The Alchemy of Light
The phosphorescent pigment finds its roots in 17th-century alchemy, tracing a lineage back to the 1602 discovery of the “Bologna Stone” – a dense, silvery-white mineral (barite) the first documented material to show persistent luminescence. Knutsson has taken this mineral that has mystified many and has created art whose reaction that many have is wow!
The exhibition is both scientific and artistic. It showcases the technical evolution of the material from early zinc-sulfide pigments to contemporary strontium aluminate-based materials. This scientific rigor is balanced by a poetic exploration of binary relationships: the “Day Image” (reflected light) and the “Night Image” (emitted light). The “coin with two faces” or a yin/yang symbol are actually poor metaphors for the dualities of this relation. The Day state being static while the Night, the ‘lights off’, is dynamic as each color fades at a different speed.
Texture and Spontaneity
In the 1980’s, Knutson was part of the “Radical Painters” in New York City. This group stressed the materiality of the painting – Knutsson focused on the linen and the paint in his work at the time. He has remained true to this exploration but expanded the range of materials that he uses – particularly the linen. His collaboration with Swedish weavers Hanna Isaksson and Bettina Posselt have resulted in handwoven linen that possesses a singular individuality, a “personality,” and provides a rich landscape of textures and colors before a single stroke of paint is applied. The exhibition showcases the fusion of art and craft, using the texture of the handwoven linen as part of the expression of the painting.
Knutsson has always been a very serious, dedicated and gifted artist. Now that he is an octogenarian, he is throwing seriousness to the wind and replacing it with play and spontaneity. We see the result in the fantastical Jazz in the Pentagon (2025). He was working on a 5-piece Pentagon work inspired by the DoD’s famous structure in Washington, D.C. The center piece was blank. One evening, he attended a performance by his dear friend, the jazz pianist Joanne Brackeen. The evening was an experience of amazing improvisation and play. He came back to his studio and kept playing … the result is Jazz in the Pentagon In the pivotal work, Knutsson utilizes “unsupported paint”—scraps of pigment pinned directly to the wall—to capture the playful energy of that late-night jam session.

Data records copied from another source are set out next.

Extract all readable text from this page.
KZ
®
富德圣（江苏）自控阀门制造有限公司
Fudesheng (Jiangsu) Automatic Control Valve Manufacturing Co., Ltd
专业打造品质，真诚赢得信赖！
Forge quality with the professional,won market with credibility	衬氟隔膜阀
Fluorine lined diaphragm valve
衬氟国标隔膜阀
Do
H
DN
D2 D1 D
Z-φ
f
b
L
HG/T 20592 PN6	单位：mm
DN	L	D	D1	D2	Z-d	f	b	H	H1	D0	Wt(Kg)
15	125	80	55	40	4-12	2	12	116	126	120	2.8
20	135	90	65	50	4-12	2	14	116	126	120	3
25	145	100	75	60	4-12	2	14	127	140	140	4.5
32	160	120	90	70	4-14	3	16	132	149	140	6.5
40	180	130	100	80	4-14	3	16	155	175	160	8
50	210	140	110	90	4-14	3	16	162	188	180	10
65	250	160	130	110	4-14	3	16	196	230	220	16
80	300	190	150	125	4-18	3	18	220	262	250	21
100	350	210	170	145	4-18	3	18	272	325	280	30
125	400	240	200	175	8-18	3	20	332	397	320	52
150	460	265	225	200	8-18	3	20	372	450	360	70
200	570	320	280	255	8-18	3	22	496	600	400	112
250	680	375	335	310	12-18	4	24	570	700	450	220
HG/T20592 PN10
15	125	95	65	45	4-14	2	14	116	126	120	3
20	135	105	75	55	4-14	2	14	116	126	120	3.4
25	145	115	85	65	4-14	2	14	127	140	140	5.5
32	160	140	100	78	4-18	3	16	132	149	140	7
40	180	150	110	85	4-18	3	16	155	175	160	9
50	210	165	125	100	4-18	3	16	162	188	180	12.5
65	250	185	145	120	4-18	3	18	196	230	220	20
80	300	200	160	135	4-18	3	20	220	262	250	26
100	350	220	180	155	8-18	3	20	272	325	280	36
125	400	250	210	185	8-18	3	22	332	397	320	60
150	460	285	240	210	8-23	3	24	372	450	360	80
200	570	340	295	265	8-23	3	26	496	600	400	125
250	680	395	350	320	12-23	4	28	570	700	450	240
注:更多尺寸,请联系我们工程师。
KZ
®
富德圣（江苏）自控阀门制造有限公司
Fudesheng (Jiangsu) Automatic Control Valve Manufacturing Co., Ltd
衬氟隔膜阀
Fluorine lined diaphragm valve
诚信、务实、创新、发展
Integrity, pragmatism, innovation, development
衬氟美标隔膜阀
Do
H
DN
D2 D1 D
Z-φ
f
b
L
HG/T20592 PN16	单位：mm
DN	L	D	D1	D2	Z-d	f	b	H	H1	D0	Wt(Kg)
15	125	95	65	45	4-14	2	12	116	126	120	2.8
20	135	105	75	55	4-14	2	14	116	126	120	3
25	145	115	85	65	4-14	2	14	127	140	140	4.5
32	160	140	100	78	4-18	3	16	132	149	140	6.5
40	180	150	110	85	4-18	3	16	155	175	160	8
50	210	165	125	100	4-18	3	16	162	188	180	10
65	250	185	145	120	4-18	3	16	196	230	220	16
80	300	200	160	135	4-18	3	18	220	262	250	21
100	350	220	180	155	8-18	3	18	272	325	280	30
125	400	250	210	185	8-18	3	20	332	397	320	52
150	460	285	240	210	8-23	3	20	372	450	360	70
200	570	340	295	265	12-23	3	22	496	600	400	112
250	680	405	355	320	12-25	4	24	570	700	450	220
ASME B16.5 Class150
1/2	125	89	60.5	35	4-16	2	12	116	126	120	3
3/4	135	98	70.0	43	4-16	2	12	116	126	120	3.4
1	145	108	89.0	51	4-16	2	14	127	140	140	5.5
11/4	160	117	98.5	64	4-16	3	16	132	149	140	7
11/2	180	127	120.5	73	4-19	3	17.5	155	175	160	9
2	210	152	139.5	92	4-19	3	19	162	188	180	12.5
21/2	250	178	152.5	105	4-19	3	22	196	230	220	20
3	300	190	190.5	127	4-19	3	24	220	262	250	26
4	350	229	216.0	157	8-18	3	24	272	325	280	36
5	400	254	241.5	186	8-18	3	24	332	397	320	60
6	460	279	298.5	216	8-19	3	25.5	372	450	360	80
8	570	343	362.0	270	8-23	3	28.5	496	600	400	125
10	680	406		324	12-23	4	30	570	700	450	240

It is a striking departure that shows the medium is not just about the glow, but also about the freedom of play.

A Paradoxical Experience
The exhibition succeeds most in its ability to provoke baffled surprise. By turning off the gallery lights, the audience can witness quantum mechanics in real-time, observing photons that simultaneously reflect and glow. Knutsson reminds us that while masters like Vermeer and Rembrandt were kings of reflected light, the territory of dynamic emitted light in total darkness remains a frontier.
The Ultimate Radical Painting is more than an exhibition of this radical material -it is a profound meditation on the physics of light and the enduring mystery of a material that produces its own inner light. It is a rare show that appeals equally to the professional rubbing their chin in wonder and the child clapping their hands in pure delight.
Knutsson is both artist and scientist. In his artist statement, Anders Knutsson highlights that his work is not merely a visual spectacle but a tangible way to witness quantum mechanics in action. The dual character of his paintings—functioning as both reflected objects and emitted light sources—serves as a macroscopic metaphor for the fundamental laws of physics. Knutsson draws a direct parallel between the lights on/lights of experience of his exhibition and the classic wave-particle duality of light found at the atomic level – the magic of the phosphorescent glow is essentially a slow-motion version of light emission governed by quantum states.
Ultimately, The Ultimate Radical Painting serves as a profound testament to a lifelong journey of navigating “unknown art-territory” where science and spirituality converge. By harnessing the physics of photons—particles with zero mass and no charge that travel at the speed of light—Anders Knutsson transcends the traditional limits of the medium. His work does not merely depict light; it is light, acting as a powerful metaphor for the binary relationships of day and night, the visible and the incomprehensible, that define the human experience. Whether through the textured landscape of handwoven Swedish linen or the spontaneous play of unsupported pigments, Knutsson continues to bridge the gap between the rational mind and the spirit, leaving his audience in a state of baffled surprise that has remained unchanged for over forty years.